From the Guidelines
For a female patient with a QTc interval of 460 ms who is taking quetiapine, close monitoring is recommended but immediate discontinuation is not typically necessary. This QTc value is only mildly prolonged for females (normal is <460 ms, with borderline being 460-479 ms) 1. The patient's current quetiapine dose can be continued, but a follow-up ECG should be obtained within 1-2 weeks to ensure stability. Other QT-prolonging medications in her regimen should be identified and considered for discontinuation or replacement if possible. Electrolyte abnormalities, particularly potassium, magnesium, and calcium levels, should be evaluated and corrected. The patient should be monitored for symptoms such as dizziness, palpitations, or syncope, which could indicate worsening cardiac effects. If the QTc increases to >500 ms or increases by >60 ms from baseline, consideration should be given to dose reduction or switching to an antipsychotic with lower QT prolongation risk, such as aripiprazole or lurasidone. Quetiapine has a moderate risk of QT prolongation, and the risk increases with higher doses, electrolyte abnormalities, heart disease, and concomitant QT-prolonging medications 1. The concern with QT prolongation is the increased risk of torsades de pointes, a potentially fatal arrhythmia, and risk factors for drug-induced torsades de pointes include female gender, hypokalemia, bradycardia, and congenital long QT syndrome 1. Key considerations in managing this patient include:
- Monitoring for QT prolongation and associated risks
- Managing electrolyte abnormalities and other risk factors
- Considering alternative antipsychotic medications with lower QT prolongation risk if necessary.
From the FDA Drug Label
In clinical trials, quetiapine was not associated with a persistent increase in QT intervals. However, the QT effect was not systematically evaluated in a thorough QT study. The use of quetiapine should be avoided in combination with other drugs that are known to prolong QTc including Class 1A antiarrythmics (e.g., quinidine, procainamide) or Class III antiarrythmics (e.g., amiodarone, sotalol), antipsychotic medications (e.g., ziprasidone, chlorpromazine, thioridazine), antibiotics (e.g., gatifloxacin, moxifloxacin), or any other class of medications known to prolong the QTc interval (e.g., pentamidine, levomethadyl acetate, methadone) Caution should also be exercised when quetiapine is prescribed in patients with increased risk of QT prolongation (e.g., cardiovascular disease, family history of QT prolongation, the elderly, congestive heart failure, and heart hypertrophy).
For a female patient on quetiapine with a QTc of 460, it is essential to exercise caution due to the increased risk of QT prolongation. The patient should be monitored closely for any signs of torsade de pointes or sudden death.
- Key considerations:
- Cardiovascular disease: presence of any cardiovascular conditions that may increase the risk of QT prolongation
- Family history of QT prolongation: any family history that may predispose the patient to QT prolongation
- Concomitant medications: avoid using quetiapine with other medications known to prolong the QTc interval
- Electrolyte imbalance: monitor and manage any electrolyte imbalances, particularly hypokalemia or hypomagnesemia, which can increase the risk of QT prolongation Given the patient's QTc interval of 460, which is considered prolonged, and the fact that quetiapine may contribute to QT prolongation, a conservative clinical decision would be to:
- Monitor the patient closely for any signs of torsade de pointes or sudden death
- Consider alternative treatments that do not carry the same risk of QT prolongation
- Manage any concomitant conditions or medications that may increase the risk of QT prolongation 2
From the Research
QTc Prolongation and Quetiapine
- A QTc interval of 460 ms in a female patient is considered prolonged, as normal QTc intervals are typically <450 ms for men and <460 ms for women 3.

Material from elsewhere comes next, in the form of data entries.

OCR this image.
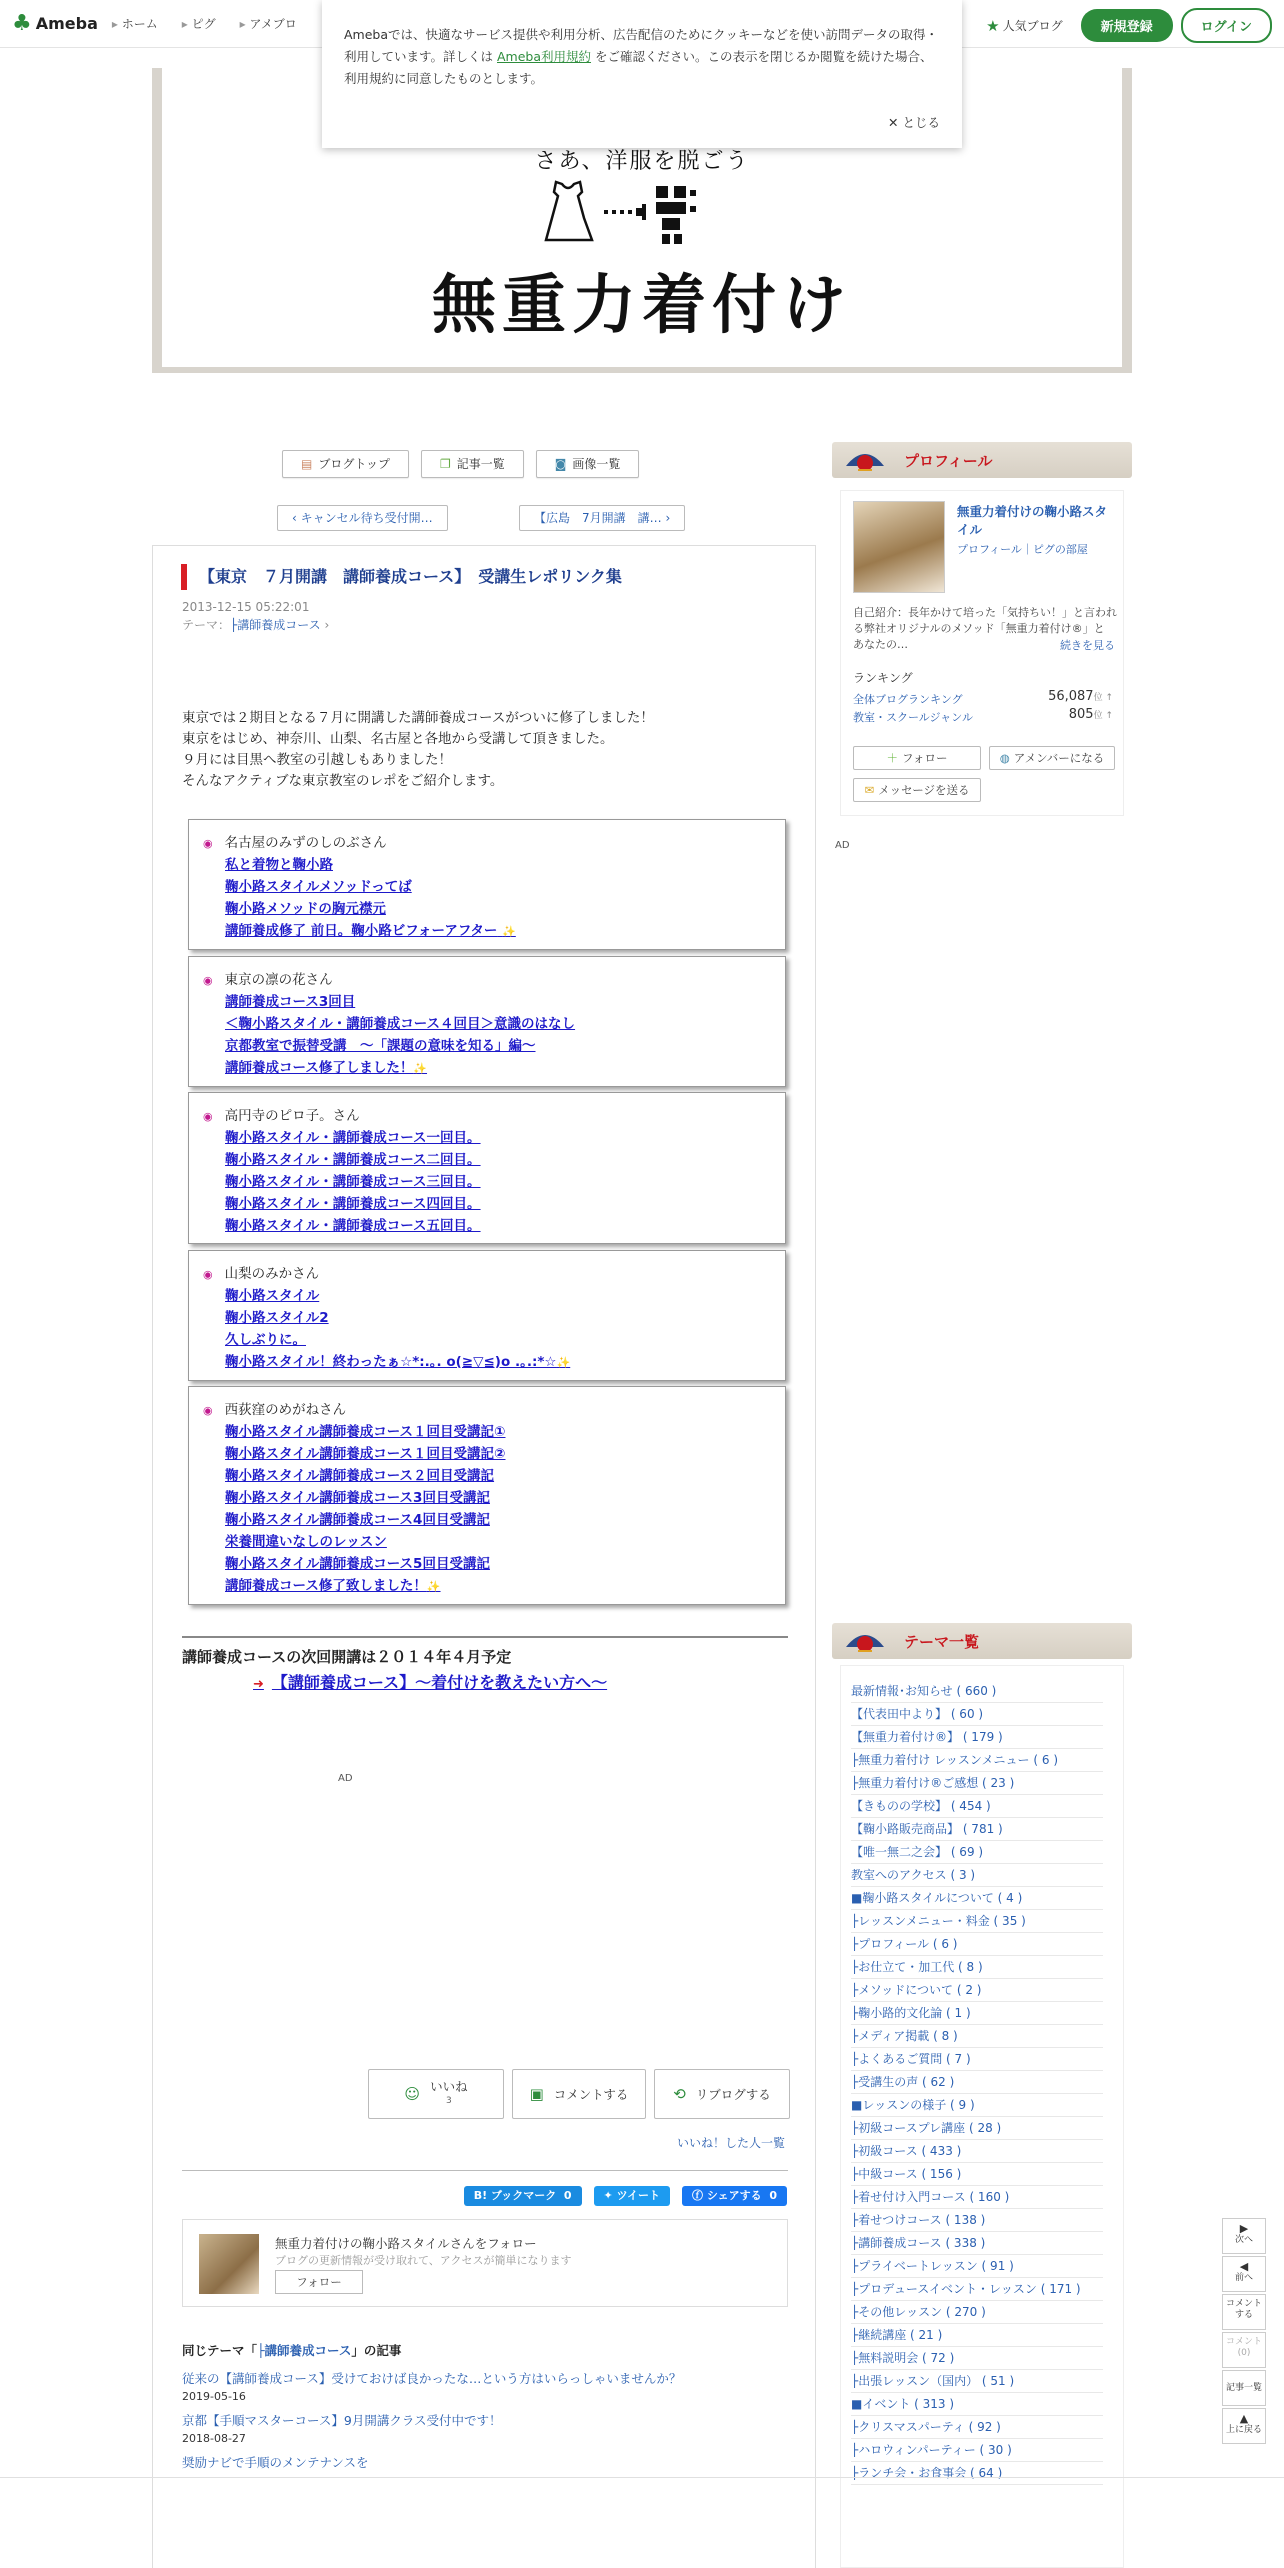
♣ Ameba	▸ ホーム	▸ ピグ	▸ アメブロ	★ 人気ブログ	新規登録	ログイン
Amebaでは、快適なサービス提供や利用分析、広告配信のためにクッキーなどを使い訪問データの取得・利用しています。詳しくは Ameba利用規約 をご確認ください。この表示を閉じるか閲覧を続けた場合、利用規約に同意したものとします。
✕ とじる
さあ、洋服を脱ごう
無重力着付け
▤ ブログトップ	❐ 記事一覧	◙ 画像一覧
‹ キャンセル待ち受付開…	【広島　7月開講　講… ›
【東京　７月開講　講師養成コース】　受講生レポリンク集
2013-12-15 05:22:01
テーマ：├講師養成コース ›
東京では２期目となる７月に開講した講師養成コースがついに修了しました！
東京をはじめ、神奈川、山梨、名古屋と各地から受講して頂きました。
９月には目黒へ教室の引越しもありました！
そんなアクティブな東京教室のレポをご紹介します。
◉ 名古屋のみずのしのぶさん
私と着物と鞠小路
鞠小路スタイルメソッドってば
鞠小路メソッドの胸元襟元
講師養成修了 前日。鞠小路ビフォーアフター ✨
◉ 東京の凛の花さん
講師養成コース3回目
＜鞠小路スタイル・講師養成コース４回目＞意識のはなし
京都教室で振替受講　～「課題の意味を知る」編～
講師養成コース修了しました！✨
◉ 高円寺のピロ子。さん
鞠小路スタイル・講師養成コース一回目。
鞠小路スタイル・講師養成コース二回目。
鞠小路スタイル・講師養成コース三回目。
鞠小路スタイル・講師養成コース四回目。
鞠小路スタイル・講師養成コース五回目。
◉ 山梨のみかさん
鞠小路スタイル
鞠小路スタイル2
久しぶりに。
鞠小路スタイル！終わったぁ☆*:.｡. o(≧▽≦)o .｡.:*☆✨
◉ 西荻窪のめがねさん
鞠小路スタイル講師養成コース１回目受講記①
鞠小路スタイル講師養成コース１回目受講記②
鞠小路スタイル講師養成コース２回目受講記
鞠小路スタイル講師養成コース3回目受講記
鞠小路スタイル講師養成コース4回目受講記
栄養間違いなしのレッスン
鞠小路スタイル講師養成コース5回目受講記
講師養成コース修了致しました！✨
講師養成コースの次回開講は２０１４年４月予定
➜ 【講師養成コース】～着付けを教えたい方へ～
AD
☺ いいね
3	▣ コメントする	⟲ リブログする
いいね！した人一覧
B! ブックマーク 0	✦ ツイート	ⓕ シェアする 0
無重力着付けの鞠小路スタイルさんをフォロー
ブログの更新情報が受け取れて、アクセスが簡単になります
フォロー
同じテーマ「├講師養成コース」の記事
従来の【講師養成コース】受けておけば良かったな…という方はいらっしゃいませんか？
2019-05-16
京都【手順マスターコース】9月開講クラス受付中です！
2018-08-27
奨励ナビで手順のメンテナンスを
プロフィール
無重力着付けの鞠小路スタイル
プロフィール｜ピグの部屋
自己紹介：長年かけて培った「気持ちい！」と言われる弊社オリジナルのメソッド「無重力着付け®」と あなたの…	続きを見る
ランキング
全体ブログランキング	56,087位 ↑
教室・スクールジャンル	805位 ↑
＋ フォロー	◍ アメンバーになる
✉ メッセージを送る
AD
テーマ一覧
最新情報･お知らせ ( 660 )
【代表田中より】 ( 60 )
【無重力着付け®】 ( 179 )
├無重力着付け レッスンメニュー ( 6 )
├無重力着付け®ご感想 ( 23 )
【きものの学校】 ( 454 )
【鞠小路販売商品】 ( 781 )
【唯一無二之会】 ( 69 )
教室へのアクセス ( 3 )
■鞠小路スタイルについて ( 4 )
├レッスンメニュー・料金 ( 35 )
├プロフィール ( 6 )
├お仕立て・加工代 ( 8 )
├メソッドについて ( 2 )
├鞠小路的文化論 ( 1 )
├メディア掲載 ( 8 )
├よくあるご質問 ( 7 )
├受講生の声 ( 62 )
■レッスンの様子 ( 9 )
├初級コースプレ講座 ( 28 )
├初級コース ( 433 )
├中級コース ( 156 )
├着せ付け入門コース ( 160 )
├着せつけコース ( 138 )
├講師養成コース ( 338 )
├プライベートレッスン ( 91 )
├プロデュースイベント・レッスン ( 171 )
├その他レッスン ( 270 )
├継続講座 ( 21 )
├無料説明会 ( 72 )
├出張レッスン（国内） ( 51 )
■イベント ( 313 )
├クリスマスパーティ ( 92 )
├ハロウィンパーティー ( 30 )
├ランチ会・お食事会 ( 64 )
▶
次へ
◀
前へ
コメントする
コメント(0)
記事一覧
▲
上に戻る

- Quetiapine is associated with QT prolongation, and the risk of arrhythmic events increases with the degree of QT prolongation 4, 5.
Risk Factors for QTc Prolongation
- Female sex is a risk factor for QTc prolongation, and the patient's sex should be taken into account when assessing the risk of QTc prolongation 4, 3.
- Other risk factors for QTc prolongation include older age, pre-existing cardiovascular disease, electrolyte abnormalities, and non-psychiatric medications 4, 3.
Management of QTc Prolongation
- For patients with a QTc interval >500 ms, a change in pharmacologic treatment can be considered, though a particular medication may still be warranted if the risks of discontinuation outweigh the risks of arrhythmias 4.
- For patients with a QTc interval <500 ms, the use of antipsychotics such as aripiprazole, olanzapine, risperidone, or quetiapine can be considered, with close monitoring of the QTc interval 6.
- Regular ECG monitoring is recommended, using a linear regression formula to correct for heart rate 4.